The solutions are not particularly technical, either. Neither requires AI or "deep learning" or calibration.

The problem - as you touched on - is that Tesla basically decided not to do what every other manufacturer did, and go their own way, and it's the customers who suffer and have no choice. They could've just deployed a $5 (or less, at scale) Bosch rain sensor and a front facing camera to "see" distant rear lights, etc.

In the former case Tesla in its infinite wisdom decided to use AI and cameras to try and work out when its raining. They failed. The system as it exists does not even rise to reach parity with the aforementioned $5 rain sensor, even before you consider how much has been spent in development man-hours on it, or the wasted CPU cycles consumed doing it.

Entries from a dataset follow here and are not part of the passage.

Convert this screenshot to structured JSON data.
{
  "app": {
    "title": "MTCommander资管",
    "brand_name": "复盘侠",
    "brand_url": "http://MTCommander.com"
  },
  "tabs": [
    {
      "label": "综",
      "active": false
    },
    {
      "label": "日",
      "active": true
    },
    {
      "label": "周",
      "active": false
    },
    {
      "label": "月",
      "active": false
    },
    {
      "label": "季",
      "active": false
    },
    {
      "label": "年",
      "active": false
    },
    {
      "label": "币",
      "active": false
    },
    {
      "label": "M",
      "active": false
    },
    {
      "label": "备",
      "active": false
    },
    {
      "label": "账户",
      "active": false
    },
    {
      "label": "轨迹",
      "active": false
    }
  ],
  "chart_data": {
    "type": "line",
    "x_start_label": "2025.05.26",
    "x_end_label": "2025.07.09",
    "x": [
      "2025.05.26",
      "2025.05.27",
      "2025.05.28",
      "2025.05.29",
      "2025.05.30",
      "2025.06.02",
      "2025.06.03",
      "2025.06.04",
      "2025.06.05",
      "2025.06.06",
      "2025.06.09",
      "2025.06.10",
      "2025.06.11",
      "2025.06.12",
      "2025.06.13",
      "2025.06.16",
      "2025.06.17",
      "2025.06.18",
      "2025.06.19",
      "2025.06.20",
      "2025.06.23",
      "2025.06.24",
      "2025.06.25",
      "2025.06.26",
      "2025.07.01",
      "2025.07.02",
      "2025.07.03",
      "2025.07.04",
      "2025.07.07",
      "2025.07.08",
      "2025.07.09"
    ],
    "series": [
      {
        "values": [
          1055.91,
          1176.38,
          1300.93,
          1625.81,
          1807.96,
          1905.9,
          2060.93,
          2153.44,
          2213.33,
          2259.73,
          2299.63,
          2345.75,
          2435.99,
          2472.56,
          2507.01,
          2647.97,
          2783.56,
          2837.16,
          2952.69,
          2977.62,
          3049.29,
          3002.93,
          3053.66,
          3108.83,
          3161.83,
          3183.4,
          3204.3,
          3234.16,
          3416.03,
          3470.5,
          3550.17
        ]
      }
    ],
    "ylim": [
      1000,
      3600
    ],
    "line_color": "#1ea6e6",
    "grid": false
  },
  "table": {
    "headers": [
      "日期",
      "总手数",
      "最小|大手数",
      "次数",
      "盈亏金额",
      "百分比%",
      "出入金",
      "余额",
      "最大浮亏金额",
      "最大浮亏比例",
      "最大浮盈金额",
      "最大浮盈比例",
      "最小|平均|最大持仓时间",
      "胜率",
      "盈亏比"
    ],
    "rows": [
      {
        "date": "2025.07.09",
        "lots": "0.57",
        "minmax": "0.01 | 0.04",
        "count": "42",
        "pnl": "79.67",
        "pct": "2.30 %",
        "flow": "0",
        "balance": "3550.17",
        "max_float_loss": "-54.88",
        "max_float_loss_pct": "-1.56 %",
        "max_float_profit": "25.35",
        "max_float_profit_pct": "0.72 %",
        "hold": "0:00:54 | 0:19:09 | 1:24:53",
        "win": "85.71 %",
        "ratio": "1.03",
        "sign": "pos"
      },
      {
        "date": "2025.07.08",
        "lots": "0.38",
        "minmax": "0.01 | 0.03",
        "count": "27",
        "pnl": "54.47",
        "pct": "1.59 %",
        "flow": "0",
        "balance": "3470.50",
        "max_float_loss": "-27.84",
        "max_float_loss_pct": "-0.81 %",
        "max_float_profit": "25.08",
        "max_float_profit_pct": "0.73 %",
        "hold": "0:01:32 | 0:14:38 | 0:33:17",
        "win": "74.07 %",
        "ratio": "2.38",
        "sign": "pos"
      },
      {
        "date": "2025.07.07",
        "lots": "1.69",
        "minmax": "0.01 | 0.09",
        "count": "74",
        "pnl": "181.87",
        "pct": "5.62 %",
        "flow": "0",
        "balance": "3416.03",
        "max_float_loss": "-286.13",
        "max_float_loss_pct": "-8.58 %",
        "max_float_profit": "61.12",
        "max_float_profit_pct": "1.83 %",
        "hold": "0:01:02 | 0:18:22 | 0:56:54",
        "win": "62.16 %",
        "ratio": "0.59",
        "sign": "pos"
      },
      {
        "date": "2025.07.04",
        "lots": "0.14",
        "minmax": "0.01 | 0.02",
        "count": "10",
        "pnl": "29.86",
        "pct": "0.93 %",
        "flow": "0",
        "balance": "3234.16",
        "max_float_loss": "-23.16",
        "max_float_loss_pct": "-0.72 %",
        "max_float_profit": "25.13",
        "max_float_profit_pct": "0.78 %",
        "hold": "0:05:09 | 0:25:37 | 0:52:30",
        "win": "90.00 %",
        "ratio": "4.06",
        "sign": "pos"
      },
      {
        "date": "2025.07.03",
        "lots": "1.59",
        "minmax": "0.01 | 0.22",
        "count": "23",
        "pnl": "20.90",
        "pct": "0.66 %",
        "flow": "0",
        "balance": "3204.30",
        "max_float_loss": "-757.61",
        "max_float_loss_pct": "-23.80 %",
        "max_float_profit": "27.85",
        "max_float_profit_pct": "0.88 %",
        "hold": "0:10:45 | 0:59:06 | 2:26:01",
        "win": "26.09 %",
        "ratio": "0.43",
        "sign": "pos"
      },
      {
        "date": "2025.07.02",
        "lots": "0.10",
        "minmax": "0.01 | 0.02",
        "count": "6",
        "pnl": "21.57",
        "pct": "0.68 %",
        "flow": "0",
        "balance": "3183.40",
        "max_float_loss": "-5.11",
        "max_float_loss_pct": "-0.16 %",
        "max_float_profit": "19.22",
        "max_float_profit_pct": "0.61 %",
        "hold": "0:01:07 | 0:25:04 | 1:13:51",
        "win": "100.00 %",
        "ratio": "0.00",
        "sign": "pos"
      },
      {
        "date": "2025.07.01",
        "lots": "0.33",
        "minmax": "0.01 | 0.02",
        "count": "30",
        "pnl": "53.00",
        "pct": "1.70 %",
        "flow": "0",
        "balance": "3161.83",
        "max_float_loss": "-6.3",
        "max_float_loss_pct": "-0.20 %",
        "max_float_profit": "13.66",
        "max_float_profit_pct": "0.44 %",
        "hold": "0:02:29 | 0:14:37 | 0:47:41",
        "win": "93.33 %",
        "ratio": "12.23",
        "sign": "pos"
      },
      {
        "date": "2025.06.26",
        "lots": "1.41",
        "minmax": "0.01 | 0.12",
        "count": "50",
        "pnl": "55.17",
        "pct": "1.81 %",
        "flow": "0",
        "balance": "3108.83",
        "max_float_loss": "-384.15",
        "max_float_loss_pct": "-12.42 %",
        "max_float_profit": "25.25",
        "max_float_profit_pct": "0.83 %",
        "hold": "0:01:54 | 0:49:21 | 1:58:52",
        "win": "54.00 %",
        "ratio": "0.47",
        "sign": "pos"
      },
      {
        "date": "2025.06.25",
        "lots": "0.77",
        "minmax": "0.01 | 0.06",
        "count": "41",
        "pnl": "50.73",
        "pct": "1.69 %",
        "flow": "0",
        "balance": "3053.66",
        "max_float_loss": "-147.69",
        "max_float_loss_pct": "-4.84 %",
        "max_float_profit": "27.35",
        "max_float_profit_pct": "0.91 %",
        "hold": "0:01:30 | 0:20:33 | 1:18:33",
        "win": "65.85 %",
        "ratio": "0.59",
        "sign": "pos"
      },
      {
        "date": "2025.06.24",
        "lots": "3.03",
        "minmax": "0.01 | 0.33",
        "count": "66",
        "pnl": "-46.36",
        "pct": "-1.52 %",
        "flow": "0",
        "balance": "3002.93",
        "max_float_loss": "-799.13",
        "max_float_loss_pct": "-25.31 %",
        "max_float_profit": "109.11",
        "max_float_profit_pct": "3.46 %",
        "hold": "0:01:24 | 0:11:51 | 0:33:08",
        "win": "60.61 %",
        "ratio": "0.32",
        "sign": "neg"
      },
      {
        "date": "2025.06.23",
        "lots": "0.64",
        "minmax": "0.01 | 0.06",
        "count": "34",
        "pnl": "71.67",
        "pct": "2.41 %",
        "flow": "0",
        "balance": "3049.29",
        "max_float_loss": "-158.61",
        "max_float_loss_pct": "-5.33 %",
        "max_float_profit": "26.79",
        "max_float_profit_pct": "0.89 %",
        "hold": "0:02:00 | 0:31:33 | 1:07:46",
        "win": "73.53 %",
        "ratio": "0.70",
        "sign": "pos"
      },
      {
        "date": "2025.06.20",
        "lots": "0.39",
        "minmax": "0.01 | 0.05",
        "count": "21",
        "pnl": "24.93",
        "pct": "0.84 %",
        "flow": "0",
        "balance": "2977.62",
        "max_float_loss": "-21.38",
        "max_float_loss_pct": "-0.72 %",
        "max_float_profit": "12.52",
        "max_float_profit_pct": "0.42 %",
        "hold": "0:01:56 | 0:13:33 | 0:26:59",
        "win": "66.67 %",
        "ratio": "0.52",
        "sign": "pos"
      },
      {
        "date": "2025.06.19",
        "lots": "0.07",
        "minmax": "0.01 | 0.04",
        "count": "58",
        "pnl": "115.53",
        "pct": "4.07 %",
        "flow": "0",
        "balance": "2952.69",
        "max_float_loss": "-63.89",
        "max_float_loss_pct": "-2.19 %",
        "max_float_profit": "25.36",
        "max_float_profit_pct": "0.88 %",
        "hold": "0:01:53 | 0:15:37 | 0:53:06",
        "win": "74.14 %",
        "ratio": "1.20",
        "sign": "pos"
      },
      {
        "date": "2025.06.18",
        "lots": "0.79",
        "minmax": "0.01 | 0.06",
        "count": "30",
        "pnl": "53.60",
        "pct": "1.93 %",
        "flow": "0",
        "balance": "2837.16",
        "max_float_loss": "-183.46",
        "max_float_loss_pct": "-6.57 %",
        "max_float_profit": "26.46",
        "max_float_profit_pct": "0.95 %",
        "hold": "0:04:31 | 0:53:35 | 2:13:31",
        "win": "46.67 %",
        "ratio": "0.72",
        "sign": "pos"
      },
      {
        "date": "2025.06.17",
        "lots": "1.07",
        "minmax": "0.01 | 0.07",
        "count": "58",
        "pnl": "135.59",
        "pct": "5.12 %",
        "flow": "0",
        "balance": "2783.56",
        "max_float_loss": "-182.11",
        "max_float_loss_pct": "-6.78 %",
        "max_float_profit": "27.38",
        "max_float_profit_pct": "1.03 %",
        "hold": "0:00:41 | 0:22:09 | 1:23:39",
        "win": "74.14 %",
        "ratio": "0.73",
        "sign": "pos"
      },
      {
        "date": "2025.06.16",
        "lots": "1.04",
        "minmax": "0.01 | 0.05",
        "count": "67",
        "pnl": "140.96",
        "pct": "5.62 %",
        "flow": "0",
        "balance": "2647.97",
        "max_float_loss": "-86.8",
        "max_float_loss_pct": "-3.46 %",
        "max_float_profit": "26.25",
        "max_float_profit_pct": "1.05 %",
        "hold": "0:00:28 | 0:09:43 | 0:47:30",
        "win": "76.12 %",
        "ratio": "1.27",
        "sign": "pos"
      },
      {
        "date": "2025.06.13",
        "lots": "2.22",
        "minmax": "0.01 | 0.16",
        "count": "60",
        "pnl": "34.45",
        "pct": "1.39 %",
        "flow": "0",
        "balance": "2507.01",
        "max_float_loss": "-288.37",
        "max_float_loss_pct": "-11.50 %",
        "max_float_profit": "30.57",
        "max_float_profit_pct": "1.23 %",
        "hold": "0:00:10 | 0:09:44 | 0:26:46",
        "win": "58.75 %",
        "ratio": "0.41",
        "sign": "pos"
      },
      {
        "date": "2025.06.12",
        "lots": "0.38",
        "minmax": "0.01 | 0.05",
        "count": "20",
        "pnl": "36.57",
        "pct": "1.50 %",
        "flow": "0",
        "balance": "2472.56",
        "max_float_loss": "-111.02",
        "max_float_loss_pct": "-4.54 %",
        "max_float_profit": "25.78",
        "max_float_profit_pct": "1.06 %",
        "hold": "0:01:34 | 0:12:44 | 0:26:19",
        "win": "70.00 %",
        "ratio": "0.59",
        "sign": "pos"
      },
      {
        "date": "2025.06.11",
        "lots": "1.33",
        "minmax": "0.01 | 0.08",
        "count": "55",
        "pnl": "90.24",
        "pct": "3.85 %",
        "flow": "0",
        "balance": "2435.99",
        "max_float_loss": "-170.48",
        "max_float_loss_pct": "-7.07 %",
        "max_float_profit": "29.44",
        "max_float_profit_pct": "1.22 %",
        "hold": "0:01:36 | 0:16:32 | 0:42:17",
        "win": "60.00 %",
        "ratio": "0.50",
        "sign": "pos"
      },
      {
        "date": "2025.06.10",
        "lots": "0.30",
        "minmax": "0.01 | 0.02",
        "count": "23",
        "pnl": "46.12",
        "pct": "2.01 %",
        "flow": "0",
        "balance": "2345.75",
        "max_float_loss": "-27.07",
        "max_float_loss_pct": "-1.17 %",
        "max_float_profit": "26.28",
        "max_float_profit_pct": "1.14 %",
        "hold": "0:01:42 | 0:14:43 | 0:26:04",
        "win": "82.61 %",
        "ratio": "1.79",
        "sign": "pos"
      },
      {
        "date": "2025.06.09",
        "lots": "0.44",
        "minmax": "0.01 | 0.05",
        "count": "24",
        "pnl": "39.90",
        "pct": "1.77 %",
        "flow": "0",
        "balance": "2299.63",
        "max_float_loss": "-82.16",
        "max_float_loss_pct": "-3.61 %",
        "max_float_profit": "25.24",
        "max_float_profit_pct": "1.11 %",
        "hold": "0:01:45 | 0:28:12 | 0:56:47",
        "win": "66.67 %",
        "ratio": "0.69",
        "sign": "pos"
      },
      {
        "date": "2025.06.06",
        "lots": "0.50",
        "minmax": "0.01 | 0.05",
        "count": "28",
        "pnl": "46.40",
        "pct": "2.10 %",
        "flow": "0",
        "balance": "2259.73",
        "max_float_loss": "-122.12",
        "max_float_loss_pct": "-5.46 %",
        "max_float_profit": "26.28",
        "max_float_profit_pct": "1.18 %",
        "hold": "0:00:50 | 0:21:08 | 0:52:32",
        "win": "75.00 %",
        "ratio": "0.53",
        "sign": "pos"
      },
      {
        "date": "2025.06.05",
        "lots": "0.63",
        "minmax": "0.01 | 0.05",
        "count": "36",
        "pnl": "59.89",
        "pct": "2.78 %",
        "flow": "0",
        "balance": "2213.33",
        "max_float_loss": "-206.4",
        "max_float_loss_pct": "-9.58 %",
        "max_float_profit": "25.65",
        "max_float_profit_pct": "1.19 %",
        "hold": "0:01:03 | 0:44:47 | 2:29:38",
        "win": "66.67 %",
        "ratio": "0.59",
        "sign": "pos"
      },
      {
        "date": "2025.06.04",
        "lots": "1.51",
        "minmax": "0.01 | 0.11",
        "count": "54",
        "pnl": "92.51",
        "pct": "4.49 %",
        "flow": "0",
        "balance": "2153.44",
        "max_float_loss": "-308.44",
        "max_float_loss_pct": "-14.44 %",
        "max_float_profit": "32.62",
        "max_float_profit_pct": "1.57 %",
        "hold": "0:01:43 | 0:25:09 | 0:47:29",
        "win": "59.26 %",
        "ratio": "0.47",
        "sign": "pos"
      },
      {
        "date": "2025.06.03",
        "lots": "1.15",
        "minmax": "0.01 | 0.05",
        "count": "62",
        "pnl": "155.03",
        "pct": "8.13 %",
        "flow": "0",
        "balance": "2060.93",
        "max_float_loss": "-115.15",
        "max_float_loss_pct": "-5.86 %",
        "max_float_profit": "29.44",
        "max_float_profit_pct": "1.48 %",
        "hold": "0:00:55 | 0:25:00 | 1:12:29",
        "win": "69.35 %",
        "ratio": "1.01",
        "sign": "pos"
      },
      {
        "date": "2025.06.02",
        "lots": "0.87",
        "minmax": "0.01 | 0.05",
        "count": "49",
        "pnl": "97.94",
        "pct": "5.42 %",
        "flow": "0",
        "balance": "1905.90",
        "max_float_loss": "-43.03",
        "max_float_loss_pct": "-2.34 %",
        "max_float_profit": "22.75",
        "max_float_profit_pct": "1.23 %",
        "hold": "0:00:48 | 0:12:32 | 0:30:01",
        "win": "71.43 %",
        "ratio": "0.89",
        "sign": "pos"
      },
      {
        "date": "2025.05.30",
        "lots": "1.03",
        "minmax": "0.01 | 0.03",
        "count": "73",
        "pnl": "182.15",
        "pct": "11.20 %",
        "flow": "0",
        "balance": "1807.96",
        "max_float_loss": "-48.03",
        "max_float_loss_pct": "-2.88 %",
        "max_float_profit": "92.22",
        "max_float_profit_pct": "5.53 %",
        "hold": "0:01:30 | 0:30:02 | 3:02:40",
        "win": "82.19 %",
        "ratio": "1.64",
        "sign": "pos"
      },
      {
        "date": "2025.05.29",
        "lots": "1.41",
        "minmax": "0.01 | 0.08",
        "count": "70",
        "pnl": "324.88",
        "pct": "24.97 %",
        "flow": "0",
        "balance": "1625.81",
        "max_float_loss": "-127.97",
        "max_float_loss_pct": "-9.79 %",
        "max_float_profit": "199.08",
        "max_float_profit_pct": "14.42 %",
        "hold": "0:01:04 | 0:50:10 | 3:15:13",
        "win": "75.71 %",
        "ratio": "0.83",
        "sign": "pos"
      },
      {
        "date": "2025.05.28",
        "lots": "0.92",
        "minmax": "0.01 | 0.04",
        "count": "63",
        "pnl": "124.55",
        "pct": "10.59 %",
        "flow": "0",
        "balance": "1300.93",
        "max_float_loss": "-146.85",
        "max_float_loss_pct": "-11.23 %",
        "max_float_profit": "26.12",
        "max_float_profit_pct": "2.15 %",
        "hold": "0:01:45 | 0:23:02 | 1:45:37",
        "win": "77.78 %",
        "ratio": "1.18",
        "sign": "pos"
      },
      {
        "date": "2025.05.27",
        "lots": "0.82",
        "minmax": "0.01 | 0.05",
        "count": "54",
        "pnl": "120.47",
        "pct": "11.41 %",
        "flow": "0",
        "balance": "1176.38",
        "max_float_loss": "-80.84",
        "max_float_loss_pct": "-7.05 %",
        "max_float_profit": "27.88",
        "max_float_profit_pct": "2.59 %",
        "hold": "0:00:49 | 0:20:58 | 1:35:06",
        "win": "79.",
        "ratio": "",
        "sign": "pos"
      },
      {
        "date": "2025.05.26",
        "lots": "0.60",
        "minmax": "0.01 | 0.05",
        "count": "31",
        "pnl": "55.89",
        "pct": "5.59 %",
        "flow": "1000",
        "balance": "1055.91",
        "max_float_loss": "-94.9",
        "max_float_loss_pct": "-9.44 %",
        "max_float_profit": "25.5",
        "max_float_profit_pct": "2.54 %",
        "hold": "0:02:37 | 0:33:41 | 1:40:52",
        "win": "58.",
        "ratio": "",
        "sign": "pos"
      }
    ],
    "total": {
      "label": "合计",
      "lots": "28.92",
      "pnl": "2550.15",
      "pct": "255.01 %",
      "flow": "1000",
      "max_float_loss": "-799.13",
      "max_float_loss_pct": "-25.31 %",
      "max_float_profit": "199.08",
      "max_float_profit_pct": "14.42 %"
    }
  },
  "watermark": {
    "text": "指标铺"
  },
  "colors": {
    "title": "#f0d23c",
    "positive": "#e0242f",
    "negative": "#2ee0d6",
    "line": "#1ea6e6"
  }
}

In the latter case the car has front facing cameras, so it really ought not to be difficult to solve the auto headlights problem. The car evidently has ambient light sensors too, since it will turn the dipped beam on when needed. For whatever reason though Tesla don't seem at all interested in solving this problem. I am not convinced there has been any improvement in it since I got the car, or that any improvement should be expected any time soon.

AP1 cars had rain sensors, and I'm reliably informed that their auto wipers work as you'd expect - i.e. properly. Somehow, cars built years later are orders of magnitude worse. It is long past the time Tesla accepted that the "cameras & AI detects rain" gambit has failed.
I can concur that my 2015 Model S rain sensors work pretty well overall.
The auto high beams function well except for very tight corners where a car comes around fast.
AP1 is amazing for how old it is. It stays dead center on the highways to reduce that fatigue you get on long drives. I don't get phantom breaking but it does ask me to grab the wheel when approaching overpasses. I don't use it on back roads due to its inability to handle sharp curves, unless I'm going very slow.
 
+1

They won’t change their ways until sales suffer.

Which is exactly my point. The shortest time I have owned a car in the past was 2 months. Life is far too short to put up with things you don't enjoy, especially when it comes to cars which are literally as swappable in days, and in current climate for virtually zero deprecation.

If all those people moaning on here actually did something like dump their cars instead of just moaning, you can guarantee Tesla/Elon will notice.

Elon isn't even bothered by the superme court, he certainly couldn't careless about moaning from car forums. But he dumped Bitcoins in a heart beat when the $$$$ didn't look right.

Action speaks far louder than words, do something about what you don't/cannot stand, don't just moan about it.